Threat of tax hikes could lower consumer spending during holidays: U.S. economists
The Associated Press
Published Monday, November 26, 2012 9:23AM EST
Last Updated Monday, November 26, 2012 5:28PM EST
WASHINGTON -- White House economists in the U.S. warned Monday that the uncertainty of a potential hike in taxes next year for middle-class taxpayers under the looming fiscal cliff could hurt consumer confidence during the crucial Christmas holiday shopping season.
In a new report that coincides with Congress' return after the Thanksgiving holiday, the White House says that if lawmakers don't halt the Jan. 1 automatic increase on in taxes for households earning less than $250,000, consumers might curtail their shopping in advance.
Across-the-board tax increases and deep spending cuts will take effect, with the possibility of driving the country into another recession, if President Barack Obama and a divided Congress can't reach a deal by the end of the year to avoid them.
The holiday shopping season started in earnest on Thursday, the Thanksgiving holiday.
"As we approach the holiday season, which accounts for close to one-fifth of industry sales, retailers can't afford the threat of tax increases on middle-class families," the report says.
The study by Obama's National Economic Council and his Council of Economic Advisers also says a sudden increase in taxes for middle-income taxpayers would reduce consumer spending in 2013 by nearly $200 billion, significantly slowing the economic recovery.
The figures echo estimates by private forecasters and by the Congressional Budget Office.
Congress and Obama have until the end of the year to avoid across-the-board tax increases that would do away with rates set during the administration of President George W. Bush and restore higher tax rates that were in place during President Bill Clinton's administration, when the economy was robust, the federal government had a budget surplus and the country was not at war.
According to the report, a married couple earning between $50,000 and $85,000 with two children would see a $2,200 increase in their taxes.
Obama wants the Bush-era tax rates to remain at their current level for households earning less than $250,000. He is calling on Congress to increase taxes for families earning more than that threshold.

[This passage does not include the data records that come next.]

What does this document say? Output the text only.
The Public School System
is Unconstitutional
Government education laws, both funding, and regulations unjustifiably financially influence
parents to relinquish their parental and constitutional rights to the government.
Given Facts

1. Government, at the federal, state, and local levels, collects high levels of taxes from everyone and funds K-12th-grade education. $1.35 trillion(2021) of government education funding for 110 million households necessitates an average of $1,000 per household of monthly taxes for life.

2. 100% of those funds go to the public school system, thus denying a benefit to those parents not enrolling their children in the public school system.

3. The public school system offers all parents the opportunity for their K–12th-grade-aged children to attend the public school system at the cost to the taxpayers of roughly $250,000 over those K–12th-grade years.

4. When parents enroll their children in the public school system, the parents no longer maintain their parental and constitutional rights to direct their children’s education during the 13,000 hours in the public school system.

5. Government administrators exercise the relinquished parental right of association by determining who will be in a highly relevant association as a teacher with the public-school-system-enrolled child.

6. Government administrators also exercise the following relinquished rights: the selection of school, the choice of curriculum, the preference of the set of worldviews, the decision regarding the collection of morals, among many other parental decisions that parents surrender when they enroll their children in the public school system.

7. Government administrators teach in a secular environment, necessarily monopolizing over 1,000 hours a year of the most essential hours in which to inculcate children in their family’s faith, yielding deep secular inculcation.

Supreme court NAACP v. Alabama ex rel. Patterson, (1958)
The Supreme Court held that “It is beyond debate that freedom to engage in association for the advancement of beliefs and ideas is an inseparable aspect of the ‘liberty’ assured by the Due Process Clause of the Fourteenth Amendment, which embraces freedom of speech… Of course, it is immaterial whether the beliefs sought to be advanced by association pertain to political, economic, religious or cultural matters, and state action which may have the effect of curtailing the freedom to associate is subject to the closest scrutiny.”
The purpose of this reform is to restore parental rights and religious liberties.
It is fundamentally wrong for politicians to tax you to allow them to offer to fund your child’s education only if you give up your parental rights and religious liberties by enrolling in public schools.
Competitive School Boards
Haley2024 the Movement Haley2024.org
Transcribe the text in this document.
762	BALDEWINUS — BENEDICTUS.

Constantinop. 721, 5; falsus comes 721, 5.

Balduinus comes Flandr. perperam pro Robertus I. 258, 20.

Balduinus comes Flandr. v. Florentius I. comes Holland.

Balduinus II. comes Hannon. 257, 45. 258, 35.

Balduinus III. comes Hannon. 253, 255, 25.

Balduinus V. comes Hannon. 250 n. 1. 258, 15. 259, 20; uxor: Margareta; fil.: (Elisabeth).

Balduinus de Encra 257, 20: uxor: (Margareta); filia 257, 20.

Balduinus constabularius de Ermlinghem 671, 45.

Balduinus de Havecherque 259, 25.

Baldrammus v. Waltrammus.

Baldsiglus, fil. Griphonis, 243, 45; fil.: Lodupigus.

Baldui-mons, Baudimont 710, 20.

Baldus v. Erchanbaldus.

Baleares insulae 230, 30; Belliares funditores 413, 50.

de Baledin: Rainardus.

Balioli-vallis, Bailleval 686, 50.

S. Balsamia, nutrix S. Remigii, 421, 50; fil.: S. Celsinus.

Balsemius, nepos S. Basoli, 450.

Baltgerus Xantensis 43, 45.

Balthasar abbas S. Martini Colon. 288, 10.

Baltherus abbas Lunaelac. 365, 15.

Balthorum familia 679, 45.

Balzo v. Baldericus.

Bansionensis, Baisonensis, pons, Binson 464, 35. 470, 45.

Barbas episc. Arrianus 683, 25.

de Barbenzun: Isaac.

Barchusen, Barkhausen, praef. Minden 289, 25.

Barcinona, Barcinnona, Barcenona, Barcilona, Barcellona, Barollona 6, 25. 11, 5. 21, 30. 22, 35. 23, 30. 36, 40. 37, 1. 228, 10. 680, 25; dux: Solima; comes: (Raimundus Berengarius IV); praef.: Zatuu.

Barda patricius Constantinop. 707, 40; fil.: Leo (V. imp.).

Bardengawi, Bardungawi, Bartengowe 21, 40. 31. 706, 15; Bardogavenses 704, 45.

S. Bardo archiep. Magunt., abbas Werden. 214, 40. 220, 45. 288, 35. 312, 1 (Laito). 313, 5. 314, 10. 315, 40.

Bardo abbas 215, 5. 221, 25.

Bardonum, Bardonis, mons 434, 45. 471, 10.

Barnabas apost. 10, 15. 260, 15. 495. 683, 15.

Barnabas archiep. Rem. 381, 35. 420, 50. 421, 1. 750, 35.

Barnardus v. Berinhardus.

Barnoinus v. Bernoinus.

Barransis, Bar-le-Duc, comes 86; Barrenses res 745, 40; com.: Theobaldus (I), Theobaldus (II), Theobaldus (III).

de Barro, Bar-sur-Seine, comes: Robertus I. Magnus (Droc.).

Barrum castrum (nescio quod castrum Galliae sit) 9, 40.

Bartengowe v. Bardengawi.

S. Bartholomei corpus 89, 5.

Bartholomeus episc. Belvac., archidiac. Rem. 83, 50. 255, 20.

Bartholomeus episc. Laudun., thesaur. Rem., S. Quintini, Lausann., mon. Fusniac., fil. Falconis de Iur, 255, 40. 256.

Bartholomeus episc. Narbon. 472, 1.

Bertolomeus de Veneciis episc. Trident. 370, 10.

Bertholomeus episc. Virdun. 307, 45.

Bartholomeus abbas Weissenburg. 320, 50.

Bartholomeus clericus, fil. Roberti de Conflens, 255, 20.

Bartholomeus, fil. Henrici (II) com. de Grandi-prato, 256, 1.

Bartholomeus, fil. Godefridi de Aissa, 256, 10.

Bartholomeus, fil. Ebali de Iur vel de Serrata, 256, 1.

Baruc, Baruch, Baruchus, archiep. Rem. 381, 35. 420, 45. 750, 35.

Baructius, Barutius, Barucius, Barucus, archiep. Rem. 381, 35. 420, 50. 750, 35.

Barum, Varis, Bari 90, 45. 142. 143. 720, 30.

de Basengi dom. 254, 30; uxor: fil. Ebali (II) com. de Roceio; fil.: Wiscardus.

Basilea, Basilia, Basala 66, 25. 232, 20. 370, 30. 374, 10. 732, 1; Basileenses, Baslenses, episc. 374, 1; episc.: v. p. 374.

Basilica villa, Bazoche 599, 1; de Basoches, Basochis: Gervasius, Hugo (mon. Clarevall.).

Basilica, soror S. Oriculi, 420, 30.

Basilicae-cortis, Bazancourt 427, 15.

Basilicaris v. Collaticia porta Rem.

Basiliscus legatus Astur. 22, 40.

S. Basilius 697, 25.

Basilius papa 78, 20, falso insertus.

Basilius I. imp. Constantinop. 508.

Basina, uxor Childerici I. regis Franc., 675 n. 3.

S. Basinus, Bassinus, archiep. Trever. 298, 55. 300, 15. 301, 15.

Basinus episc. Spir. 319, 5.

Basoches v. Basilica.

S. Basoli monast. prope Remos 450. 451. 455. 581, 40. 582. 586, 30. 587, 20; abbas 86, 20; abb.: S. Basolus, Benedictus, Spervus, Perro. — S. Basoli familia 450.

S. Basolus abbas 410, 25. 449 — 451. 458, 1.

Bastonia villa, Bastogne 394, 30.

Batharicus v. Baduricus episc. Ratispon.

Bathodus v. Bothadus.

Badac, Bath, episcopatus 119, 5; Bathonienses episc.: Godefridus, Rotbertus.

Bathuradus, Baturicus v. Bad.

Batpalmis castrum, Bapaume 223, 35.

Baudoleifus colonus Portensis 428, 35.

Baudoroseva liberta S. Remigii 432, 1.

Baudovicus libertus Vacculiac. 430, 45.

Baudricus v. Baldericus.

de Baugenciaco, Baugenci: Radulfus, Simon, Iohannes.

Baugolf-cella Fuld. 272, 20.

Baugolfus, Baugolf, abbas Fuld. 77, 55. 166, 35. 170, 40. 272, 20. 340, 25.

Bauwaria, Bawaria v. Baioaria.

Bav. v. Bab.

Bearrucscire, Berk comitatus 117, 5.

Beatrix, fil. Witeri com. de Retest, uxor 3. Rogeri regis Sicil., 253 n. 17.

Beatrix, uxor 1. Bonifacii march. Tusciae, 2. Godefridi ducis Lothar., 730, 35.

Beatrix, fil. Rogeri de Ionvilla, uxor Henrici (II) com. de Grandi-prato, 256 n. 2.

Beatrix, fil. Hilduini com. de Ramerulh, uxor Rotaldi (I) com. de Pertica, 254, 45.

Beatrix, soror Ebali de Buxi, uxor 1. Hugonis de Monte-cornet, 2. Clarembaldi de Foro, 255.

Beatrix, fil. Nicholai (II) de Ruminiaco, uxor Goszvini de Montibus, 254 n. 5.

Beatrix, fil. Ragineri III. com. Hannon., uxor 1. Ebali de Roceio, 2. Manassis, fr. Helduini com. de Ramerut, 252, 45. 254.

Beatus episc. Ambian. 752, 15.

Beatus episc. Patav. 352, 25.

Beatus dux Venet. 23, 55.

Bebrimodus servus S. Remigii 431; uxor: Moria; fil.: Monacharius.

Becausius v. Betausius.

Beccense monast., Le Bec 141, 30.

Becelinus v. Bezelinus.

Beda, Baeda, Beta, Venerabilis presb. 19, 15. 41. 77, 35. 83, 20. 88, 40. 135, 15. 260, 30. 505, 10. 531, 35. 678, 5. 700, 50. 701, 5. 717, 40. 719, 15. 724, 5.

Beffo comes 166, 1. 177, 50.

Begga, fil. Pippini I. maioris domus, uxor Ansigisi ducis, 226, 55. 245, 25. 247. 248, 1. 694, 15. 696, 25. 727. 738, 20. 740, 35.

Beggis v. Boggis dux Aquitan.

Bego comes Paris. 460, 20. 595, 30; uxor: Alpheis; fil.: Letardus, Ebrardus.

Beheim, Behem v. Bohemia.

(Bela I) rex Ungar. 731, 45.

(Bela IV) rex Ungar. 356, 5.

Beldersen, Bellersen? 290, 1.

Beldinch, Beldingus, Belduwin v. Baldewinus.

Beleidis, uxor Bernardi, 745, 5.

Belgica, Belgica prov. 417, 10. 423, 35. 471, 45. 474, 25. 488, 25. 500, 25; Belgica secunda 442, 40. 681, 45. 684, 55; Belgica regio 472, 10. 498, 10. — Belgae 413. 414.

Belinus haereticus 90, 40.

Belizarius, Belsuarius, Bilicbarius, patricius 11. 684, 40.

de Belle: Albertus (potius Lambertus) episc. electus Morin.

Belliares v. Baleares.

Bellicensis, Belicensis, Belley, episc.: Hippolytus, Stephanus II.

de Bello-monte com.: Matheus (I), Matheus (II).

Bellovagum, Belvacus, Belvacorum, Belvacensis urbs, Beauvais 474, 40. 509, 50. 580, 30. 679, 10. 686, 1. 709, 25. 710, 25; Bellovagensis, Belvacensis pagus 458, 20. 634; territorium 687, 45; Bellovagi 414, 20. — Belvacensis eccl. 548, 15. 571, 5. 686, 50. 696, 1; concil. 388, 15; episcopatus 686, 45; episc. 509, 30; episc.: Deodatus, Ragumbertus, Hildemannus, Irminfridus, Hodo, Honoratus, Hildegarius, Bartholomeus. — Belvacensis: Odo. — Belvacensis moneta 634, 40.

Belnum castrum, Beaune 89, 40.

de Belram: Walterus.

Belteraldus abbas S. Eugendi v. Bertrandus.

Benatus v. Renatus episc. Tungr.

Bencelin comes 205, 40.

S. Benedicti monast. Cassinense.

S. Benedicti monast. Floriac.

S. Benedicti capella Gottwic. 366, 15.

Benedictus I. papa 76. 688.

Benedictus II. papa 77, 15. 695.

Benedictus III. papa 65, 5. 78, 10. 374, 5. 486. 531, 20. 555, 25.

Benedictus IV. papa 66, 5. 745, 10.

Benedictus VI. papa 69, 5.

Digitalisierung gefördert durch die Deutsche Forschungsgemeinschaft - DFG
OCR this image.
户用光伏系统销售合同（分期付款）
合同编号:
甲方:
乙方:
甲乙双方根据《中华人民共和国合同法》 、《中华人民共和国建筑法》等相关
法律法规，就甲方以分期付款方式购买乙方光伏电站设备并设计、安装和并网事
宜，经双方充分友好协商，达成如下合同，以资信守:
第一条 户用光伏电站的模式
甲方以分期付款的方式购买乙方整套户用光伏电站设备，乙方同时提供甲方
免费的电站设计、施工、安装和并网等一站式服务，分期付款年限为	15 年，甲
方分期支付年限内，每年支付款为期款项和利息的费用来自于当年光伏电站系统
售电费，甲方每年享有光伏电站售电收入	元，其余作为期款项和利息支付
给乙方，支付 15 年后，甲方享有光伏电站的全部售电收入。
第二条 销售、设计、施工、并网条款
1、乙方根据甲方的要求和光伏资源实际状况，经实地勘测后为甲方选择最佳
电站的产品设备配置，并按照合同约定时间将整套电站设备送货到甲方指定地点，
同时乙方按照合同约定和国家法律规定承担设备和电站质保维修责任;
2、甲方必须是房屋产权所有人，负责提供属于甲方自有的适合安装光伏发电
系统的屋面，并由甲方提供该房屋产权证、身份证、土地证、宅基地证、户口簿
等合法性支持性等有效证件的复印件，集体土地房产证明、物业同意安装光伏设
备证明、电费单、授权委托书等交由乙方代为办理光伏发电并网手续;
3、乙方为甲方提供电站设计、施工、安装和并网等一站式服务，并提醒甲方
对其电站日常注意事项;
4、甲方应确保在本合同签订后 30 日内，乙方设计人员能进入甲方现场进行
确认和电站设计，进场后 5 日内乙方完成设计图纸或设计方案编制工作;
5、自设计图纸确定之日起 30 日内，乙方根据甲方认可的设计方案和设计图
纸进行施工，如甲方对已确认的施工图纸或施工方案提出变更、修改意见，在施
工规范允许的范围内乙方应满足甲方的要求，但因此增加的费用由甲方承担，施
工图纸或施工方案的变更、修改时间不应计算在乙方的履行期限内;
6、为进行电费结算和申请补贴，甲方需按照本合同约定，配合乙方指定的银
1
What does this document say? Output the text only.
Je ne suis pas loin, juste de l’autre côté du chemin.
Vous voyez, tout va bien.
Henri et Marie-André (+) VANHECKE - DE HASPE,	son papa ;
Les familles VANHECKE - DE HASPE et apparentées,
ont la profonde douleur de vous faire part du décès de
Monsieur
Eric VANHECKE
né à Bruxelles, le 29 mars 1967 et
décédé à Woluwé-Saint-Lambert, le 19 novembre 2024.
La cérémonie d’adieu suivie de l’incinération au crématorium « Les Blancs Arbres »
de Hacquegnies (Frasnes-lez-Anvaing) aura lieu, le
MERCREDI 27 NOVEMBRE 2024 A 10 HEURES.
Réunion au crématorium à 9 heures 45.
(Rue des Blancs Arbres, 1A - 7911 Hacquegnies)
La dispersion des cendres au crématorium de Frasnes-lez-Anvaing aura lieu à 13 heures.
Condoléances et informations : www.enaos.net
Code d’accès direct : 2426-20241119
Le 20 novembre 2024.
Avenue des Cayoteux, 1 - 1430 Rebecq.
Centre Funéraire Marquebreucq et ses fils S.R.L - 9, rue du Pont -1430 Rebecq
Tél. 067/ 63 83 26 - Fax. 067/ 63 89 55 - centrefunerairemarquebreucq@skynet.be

Obama's plan is part of an overall deficit reduction package that would increase tax revenue by about $1.5 trillion and reduce spending by a similar amount over 10 years.
Congressional Republicans, led by House Speaker John Boehner, have said they are open to including tax revenue in any budget package but have balked at any plan that raises tax rates on wealthier taxpayers. They argue that higher rates would also hit some small businesses.
House Majority Leader Eric Cantor said Monday the urgency of finding solutions intensifies as the end of the year approaches.
"If we don't do anything, on Jan. 1, 2013, there's a lot more people paying a lot more," the Republican said on MSNBC.